Его последние сомнения были развеяны. Данте без труда сумел представить себе всю историю. Ксавьер не успокоился, пройдя через перепрограмирование. Наверное, он так долго искал в отделе ревизии, пока не наткнулся на собственную забытую историю. Данте понял, что Ксавьер не является другом нового Хранителя времени. И – Данте надеялся, что правильно истолковал скрытое сообщение – союзником, когда шла речь о том, чтобы победить его.
Данте раскрыл книгу Сириуса. Беспокойно прокручивал он страницы, пока не обнаружил, что искал. Заглянув в последнюю главу книги Сириуса, он наблюдал, как тот по указанию Рохуса был арестован охранниками в черном вскоре после того, как их пути с Данте пересеклись в последний раз. Сириус кричал, бушевал, сопротивлялся. Ничего не помогло. Черные стражи потащили его в «Агентство ударов судьбы». Лестница на пути к перепрограммированию находилась не в хранилище, как предполагалось, а была хорошо спрятана за потайной дверью в библиотеке.

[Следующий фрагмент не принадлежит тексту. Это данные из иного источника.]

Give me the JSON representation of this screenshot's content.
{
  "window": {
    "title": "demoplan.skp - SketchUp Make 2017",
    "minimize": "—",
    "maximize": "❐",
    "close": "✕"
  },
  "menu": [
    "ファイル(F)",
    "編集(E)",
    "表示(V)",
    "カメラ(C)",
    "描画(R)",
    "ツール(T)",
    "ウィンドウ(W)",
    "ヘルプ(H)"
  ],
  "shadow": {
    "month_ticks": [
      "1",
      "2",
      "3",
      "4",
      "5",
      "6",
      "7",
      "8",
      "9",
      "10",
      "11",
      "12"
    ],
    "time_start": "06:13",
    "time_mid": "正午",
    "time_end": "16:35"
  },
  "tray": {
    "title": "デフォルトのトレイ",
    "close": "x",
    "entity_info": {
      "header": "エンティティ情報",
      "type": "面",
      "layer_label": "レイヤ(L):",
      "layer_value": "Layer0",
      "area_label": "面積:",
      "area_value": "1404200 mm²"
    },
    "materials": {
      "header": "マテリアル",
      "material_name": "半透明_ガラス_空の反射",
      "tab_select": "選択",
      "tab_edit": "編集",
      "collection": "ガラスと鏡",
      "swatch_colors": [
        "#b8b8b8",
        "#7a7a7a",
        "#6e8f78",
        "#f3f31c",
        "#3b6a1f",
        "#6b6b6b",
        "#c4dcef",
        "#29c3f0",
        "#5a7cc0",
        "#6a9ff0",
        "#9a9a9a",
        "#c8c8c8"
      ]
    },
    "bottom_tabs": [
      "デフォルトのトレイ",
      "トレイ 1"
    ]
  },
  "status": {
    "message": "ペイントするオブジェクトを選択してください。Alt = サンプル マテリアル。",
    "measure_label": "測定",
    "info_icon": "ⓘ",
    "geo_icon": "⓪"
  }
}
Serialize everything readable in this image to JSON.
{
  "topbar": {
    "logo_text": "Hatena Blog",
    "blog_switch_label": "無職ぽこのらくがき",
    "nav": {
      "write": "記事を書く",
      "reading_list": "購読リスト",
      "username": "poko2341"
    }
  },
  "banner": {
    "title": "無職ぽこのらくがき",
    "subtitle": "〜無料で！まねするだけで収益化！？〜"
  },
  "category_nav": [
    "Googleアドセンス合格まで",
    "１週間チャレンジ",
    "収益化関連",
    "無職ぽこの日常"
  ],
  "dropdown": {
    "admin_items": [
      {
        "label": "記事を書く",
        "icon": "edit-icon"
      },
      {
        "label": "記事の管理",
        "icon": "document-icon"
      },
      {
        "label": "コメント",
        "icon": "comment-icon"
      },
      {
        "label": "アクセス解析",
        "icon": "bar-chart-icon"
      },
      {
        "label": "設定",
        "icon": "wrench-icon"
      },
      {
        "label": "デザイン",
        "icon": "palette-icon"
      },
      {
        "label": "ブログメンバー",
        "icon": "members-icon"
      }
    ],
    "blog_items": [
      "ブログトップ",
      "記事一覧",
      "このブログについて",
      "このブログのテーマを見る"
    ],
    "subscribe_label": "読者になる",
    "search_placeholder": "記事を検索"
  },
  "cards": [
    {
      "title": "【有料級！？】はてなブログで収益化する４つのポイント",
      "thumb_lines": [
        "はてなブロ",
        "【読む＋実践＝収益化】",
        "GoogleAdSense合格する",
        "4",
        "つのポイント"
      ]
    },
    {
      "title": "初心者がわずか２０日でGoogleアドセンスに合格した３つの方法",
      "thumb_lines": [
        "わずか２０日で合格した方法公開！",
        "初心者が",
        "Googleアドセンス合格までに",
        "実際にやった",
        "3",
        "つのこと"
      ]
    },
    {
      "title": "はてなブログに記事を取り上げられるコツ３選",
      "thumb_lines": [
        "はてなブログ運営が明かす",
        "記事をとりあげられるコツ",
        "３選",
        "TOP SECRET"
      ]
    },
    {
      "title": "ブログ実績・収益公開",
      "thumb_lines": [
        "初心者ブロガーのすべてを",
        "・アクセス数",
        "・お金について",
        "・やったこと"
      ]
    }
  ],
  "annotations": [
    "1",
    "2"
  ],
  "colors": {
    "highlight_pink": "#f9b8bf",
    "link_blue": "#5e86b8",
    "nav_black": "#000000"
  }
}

Дверью, за которой Ксавьер, вероятно, так внезапно исчез.
62. Как работает память?
Коко напрягалась изо всех сил:
– Я могу либо чувствовать, либо думать логически, но не все сразу. – Пока Данте прочесывал купол в поисках перепрограммирования, Бобби искала другой способ выйти на след Лины.
– Если мы выясним, где они проводят перепрограммирование, мы сможем помочь Данте.
– Как вернуть забытые воспоминания? – недоуменно спросила Коко.
– Музыка, запахи, гипноз? – предложила Бобби.
– Иногда даже лекарства помогают.
Коко неотрывно смотрела на Бобби, словно ожидая дальнейших вариантов.
– Помнишь, что ты делала в последний раз, перед тем как попасть в перепрограммирование? – спросила Бобби.
Коко снова погрузилась в размышления. Бобби слегка напомнила себе свою маму, которая всякий раз, когда отец перекладывал ключи от машины, восклицала: «Где ты их видел в последний раз?» Такая ерунда. Если бы он мог вспомнить, то не стал бы искать.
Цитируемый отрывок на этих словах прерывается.